Gemella bacteraemia characterised by 16S ribosomal RNA gene sequencing
- 1Department of Microbiology, The University of Hong Kong, University Pathology Building, Queen Mary Hospital Compound, Hong Kong
- 2Department of Microbiology, Pamela Youde Nethersole Eastern Hospital, Hong Kong
- Correspondence to: Dr K Y Yuen, Department of Microbiology, The University of Hong Kong, University Pathology Building, Queen Mary Hospital Compound, Hong Kong;
- Accepted 4 April 2003
Aims: To define epidemiology, clinical disease, and outcome of gemella bacteraemia by 16S rRNA gene sequencing. To examine the usefulness of the Vitek, API, and ATB systems in identifying two gemella species.
Methods: All α haemolytic streptococci other than Streptococcus pneumoniae isolated from blood cultures during a six year period were identified by conventional biochemical methods, the Vitek system, and the API system. 16S rRNA gene sequencing was performed on all isolates identified by both kits as gemella with ≥ 95% confidence or by either kit as any bacterial species with < 95% confidence. The ATB expression system was used to identify the two isolates that were defined as gemella species by 16S rRNA gene sequencing.

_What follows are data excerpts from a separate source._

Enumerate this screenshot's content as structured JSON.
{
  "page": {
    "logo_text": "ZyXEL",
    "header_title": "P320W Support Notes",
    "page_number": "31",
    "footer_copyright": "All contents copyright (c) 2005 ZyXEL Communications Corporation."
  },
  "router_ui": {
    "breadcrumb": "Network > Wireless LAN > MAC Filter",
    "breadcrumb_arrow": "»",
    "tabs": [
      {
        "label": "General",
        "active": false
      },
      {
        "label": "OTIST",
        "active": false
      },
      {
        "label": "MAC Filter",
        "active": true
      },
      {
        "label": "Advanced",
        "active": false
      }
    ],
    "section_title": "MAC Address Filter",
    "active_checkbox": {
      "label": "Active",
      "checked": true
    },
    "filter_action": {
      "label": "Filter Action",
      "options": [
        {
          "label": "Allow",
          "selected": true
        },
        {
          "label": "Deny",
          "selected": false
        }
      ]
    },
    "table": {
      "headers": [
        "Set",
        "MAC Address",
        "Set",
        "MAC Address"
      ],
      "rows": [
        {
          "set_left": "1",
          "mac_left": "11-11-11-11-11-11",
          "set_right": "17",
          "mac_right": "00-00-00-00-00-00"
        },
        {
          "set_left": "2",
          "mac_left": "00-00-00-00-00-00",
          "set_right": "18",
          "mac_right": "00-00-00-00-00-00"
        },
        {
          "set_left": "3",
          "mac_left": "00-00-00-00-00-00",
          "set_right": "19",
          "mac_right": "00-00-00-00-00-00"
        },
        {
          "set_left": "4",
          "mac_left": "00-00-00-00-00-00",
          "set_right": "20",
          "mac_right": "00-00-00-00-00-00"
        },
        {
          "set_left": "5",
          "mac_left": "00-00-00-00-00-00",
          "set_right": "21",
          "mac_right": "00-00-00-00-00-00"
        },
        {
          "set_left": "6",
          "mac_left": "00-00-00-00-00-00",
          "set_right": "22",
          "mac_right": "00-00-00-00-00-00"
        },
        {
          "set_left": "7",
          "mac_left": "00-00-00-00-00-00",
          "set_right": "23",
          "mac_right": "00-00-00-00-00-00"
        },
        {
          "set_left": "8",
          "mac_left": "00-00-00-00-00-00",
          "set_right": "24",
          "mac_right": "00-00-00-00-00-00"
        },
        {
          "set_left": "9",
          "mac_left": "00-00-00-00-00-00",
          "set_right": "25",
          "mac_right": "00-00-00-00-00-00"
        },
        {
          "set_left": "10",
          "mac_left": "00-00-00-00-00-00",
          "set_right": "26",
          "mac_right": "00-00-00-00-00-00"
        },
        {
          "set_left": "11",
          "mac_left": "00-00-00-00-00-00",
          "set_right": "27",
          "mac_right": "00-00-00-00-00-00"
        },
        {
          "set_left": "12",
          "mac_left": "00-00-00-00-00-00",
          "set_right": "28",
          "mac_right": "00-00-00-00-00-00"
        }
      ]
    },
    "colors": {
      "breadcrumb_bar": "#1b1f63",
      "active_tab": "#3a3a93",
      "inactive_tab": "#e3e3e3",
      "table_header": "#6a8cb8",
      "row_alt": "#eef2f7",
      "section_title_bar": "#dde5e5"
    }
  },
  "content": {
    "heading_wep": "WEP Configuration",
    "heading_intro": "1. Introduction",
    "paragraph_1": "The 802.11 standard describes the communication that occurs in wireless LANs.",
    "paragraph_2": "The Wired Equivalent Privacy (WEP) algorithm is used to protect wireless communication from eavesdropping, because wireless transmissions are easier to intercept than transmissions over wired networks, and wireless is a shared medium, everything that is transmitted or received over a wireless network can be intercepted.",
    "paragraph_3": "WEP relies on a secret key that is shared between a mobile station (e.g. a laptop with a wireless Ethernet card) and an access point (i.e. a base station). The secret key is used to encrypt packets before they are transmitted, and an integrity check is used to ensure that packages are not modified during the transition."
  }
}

Results: Of the 302 α haemolytic streptococci other than S pneumoniae isolated, one was identified as Gemella morbillorum, and another as Gemella haemolysans by 16S rRNA gene sequencing. The patient with monomicrobial G morbillorum bacteraemia was a 66 year old man with community acquired infective endocarditis with septic thromboemboli. The patient with G haemolysans bacteraemia was a 41 year old woman with hospital acquired polymicrobial bacteraemia during the neutropenic period of an autologous bone marrow transplant for non-Hodgkin’s lymphoma, the first case of its kind in the English literature. The API and ATB expression systems only identified the second strain as G haemolysans at 94% and 99% confidence, respectively, whereas the Vitek system identified none of the two strains correctly at > 70% confidence.
Conclusions: Gemella bacteraemia is uncommon. 16S rRNA gene sequencing is the method of choice for identification of gemella and gemella-like isolates.